According to a press release from HearUSA, Siemens is now enjoined from declaring HearUSA to be in default under the credit agreement, from engaging in self-help to collect under the credit agreement, and from making any efforts to seize assets or take control of HearUSA’s business pending the May 2, 2011, hearing on HearUSA’s motion for a preliminary injunction. The court ordered the temporary restraining order contingent upon HearUSA continuing to make all payments currently due under the credit agreement, except the disputed amount relating to the Canadian asset sale.
“The court’s decision is a positive step toward resolution of our legal dispute with Siemens regarding an alleged prepayment obligation that we believe has already been satisfied,” said HearUSA Chairman and CEO Stephen J. Hansbrough in the company statement. “We continue to be current in all payments due to Siemens and will continue to vigorously defend our rights to ensure that Siemens does not improperly foreclose on company assets.”

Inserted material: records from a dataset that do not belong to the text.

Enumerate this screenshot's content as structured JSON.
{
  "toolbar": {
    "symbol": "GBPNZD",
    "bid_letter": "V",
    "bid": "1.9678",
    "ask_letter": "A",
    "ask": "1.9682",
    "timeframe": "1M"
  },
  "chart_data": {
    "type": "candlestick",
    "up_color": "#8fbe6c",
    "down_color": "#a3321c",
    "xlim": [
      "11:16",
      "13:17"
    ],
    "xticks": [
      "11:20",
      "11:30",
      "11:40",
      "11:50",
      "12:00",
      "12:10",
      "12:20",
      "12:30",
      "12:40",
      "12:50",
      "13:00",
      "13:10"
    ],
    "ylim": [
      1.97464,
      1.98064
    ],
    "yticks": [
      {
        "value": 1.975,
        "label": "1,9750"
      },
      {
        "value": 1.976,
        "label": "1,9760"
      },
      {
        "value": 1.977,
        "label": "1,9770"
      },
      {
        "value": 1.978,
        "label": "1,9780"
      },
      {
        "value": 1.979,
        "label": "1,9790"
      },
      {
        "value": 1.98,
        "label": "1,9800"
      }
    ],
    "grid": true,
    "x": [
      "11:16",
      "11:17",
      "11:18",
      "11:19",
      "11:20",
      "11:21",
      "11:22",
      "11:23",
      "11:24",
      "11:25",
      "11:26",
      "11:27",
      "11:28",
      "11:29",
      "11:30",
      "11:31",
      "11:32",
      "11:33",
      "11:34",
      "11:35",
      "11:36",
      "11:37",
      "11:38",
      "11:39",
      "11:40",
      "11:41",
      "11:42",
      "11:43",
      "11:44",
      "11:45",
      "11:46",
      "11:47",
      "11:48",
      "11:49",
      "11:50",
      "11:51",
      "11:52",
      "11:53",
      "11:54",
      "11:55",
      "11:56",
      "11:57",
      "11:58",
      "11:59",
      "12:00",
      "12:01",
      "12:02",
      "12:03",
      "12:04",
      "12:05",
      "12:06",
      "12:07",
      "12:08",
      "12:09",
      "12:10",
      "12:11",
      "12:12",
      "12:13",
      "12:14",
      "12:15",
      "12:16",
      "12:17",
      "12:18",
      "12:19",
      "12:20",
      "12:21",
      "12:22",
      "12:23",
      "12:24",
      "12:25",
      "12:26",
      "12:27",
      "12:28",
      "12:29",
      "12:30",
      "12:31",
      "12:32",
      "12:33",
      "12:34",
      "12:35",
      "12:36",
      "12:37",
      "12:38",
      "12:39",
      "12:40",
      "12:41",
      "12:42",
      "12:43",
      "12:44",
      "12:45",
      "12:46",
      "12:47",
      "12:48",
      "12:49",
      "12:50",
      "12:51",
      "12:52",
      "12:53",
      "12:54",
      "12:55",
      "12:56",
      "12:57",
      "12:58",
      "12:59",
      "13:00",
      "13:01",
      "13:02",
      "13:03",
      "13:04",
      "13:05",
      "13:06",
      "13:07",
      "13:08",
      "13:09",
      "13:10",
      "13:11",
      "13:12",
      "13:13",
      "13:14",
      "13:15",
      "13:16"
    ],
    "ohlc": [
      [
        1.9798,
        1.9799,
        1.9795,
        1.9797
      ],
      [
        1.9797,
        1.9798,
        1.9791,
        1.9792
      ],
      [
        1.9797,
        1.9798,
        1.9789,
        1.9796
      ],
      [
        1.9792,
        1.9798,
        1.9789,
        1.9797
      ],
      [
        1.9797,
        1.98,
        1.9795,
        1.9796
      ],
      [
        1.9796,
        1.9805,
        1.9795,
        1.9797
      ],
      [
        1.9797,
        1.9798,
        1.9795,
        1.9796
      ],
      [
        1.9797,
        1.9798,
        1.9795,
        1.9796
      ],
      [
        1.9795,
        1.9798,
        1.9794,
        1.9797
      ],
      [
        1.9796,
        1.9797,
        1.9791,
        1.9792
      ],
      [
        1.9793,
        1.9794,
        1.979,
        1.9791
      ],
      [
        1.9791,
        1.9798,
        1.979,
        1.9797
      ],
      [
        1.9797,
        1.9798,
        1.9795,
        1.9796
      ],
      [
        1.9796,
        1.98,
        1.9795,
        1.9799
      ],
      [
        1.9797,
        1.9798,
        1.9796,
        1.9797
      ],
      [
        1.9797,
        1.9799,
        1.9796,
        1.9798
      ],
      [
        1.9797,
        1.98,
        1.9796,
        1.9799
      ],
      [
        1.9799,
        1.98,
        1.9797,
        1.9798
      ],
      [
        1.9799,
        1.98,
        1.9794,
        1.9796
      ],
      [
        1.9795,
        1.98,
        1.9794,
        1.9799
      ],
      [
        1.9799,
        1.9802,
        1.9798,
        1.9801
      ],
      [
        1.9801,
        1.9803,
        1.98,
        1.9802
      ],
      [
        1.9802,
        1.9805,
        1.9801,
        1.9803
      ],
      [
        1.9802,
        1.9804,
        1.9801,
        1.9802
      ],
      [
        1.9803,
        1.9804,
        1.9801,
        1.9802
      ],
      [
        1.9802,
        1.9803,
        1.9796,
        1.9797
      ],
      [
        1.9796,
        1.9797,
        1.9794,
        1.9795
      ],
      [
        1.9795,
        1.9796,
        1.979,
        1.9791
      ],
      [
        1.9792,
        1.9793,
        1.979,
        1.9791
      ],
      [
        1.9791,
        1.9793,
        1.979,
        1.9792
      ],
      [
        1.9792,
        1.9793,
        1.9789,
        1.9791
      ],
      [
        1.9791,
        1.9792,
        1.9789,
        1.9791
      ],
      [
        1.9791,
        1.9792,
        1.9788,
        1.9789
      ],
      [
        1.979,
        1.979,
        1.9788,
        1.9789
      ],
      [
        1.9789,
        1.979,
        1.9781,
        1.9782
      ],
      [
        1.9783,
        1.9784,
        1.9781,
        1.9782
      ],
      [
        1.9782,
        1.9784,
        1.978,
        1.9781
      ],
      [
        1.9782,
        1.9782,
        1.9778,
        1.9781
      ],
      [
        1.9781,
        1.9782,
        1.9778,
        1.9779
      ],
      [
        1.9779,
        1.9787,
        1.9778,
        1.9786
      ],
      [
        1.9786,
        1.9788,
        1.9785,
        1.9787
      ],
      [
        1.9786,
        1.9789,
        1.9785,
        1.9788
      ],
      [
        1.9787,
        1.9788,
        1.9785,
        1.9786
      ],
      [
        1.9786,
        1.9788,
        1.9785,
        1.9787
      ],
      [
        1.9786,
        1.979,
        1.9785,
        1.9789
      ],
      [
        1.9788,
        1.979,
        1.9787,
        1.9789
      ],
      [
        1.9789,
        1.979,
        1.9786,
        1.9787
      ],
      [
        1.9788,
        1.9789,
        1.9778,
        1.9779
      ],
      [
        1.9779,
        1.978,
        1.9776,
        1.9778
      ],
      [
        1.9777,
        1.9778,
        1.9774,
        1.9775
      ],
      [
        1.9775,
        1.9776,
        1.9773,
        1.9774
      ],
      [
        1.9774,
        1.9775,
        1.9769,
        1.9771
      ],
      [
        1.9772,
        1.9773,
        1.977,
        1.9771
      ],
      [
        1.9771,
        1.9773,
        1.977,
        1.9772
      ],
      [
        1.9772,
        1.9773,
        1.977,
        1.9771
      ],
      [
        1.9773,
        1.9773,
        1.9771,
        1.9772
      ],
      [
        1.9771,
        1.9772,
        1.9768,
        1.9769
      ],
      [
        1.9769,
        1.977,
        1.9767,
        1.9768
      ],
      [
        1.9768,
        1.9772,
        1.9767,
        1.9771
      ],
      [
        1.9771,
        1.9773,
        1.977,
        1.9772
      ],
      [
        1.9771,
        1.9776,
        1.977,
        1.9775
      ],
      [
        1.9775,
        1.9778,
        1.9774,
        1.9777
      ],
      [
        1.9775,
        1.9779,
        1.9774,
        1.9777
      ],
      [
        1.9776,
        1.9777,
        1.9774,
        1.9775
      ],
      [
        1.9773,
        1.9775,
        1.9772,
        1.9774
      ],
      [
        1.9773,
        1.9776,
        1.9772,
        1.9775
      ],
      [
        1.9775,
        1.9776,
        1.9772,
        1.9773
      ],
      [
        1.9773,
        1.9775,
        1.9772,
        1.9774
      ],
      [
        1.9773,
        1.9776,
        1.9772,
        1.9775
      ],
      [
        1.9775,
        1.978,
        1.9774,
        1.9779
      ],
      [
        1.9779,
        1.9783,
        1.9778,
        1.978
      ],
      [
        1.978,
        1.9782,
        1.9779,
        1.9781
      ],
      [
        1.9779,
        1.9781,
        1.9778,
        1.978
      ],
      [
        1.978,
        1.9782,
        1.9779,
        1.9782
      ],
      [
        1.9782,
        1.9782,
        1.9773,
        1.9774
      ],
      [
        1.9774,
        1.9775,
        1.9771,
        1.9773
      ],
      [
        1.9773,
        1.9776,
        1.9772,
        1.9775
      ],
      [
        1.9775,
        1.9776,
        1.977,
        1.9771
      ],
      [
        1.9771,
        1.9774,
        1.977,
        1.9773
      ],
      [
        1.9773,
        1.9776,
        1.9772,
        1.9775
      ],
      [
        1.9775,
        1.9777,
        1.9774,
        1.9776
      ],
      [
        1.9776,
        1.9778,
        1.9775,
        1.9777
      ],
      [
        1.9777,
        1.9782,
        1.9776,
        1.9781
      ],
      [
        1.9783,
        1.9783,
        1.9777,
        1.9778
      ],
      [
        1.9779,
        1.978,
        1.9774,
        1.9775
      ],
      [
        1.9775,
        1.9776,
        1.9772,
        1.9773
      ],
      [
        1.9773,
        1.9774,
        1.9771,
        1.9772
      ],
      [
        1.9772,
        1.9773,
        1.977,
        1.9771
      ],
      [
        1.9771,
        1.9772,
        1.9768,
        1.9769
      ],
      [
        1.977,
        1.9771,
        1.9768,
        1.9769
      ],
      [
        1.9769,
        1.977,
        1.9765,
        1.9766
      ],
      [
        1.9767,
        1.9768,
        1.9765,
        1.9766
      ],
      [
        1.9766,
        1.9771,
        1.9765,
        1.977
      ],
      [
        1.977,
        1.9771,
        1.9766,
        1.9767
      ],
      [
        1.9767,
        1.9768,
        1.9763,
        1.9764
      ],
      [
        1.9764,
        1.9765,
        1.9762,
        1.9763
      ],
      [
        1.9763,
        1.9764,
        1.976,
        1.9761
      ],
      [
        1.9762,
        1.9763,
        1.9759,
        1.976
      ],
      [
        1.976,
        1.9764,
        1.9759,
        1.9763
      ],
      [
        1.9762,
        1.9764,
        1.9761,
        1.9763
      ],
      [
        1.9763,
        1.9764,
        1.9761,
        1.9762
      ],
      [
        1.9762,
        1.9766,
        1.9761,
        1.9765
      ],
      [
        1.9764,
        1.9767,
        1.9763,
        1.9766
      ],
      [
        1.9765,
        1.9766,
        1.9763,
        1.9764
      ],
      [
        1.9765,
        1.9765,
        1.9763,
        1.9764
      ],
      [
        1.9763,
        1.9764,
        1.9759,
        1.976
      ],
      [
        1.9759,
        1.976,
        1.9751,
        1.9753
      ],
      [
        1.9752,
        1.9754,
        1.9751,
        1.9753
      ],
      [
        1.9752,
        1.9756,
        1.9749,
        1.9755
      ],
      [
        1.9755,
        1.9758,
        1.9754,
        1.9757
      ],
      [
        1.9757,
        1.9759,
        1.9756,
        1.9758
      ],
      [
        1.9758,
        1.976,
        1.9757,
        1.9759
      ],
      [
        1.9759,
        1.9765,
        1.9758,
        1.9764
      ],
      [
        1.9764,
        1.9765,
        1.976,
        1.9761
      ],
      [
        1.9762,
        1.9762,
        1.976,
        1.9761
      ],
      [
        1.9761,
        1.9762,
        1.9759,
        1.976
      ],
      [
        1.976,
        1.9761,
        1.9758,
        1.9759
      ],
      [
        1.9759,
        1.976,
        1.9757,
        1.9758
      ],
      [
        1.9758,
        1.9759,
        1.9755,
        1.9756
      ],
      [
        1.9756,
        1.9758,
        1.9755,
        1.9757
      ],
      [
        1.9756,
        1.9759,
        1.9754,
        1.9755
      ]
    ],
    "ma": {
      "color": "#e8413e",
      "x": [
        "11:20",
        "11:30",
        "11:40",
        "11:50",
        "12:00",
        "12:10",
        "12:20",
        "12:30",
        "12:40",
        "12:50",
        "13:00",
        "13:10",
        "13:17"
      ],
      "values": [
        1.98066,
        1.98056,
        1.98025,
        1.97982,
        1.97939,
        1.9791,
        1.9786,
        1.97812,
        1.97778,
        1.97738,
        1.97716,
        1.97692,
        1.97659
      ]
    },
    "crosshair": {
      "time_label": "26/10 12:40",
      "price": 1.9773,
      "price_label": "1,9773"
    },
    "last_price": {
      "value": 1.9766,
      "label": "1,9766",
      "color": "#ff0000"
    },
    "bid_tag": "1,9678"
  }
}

The restraining order comes after a heated battle between the two companies that started with an SEC filing by Siemens over a dispute in payments owed to Siemens (see February HR Online). In the SEC filing, Siemens stated that it might acquire some or all of HearUSA, which could cause the stock to be delisted. Among several subsequent developments, Arcadia Capital Advisors, one of HearUSA’s major shareholders, issued an open letter to shareholders on March 16 that urged its shareholders to stand against Siemens. The investment group, noting April 23, 2011, is the 10th anniversary of the two companies’ business partnership, also said it hoped that the fissure between the two companies could be repaired.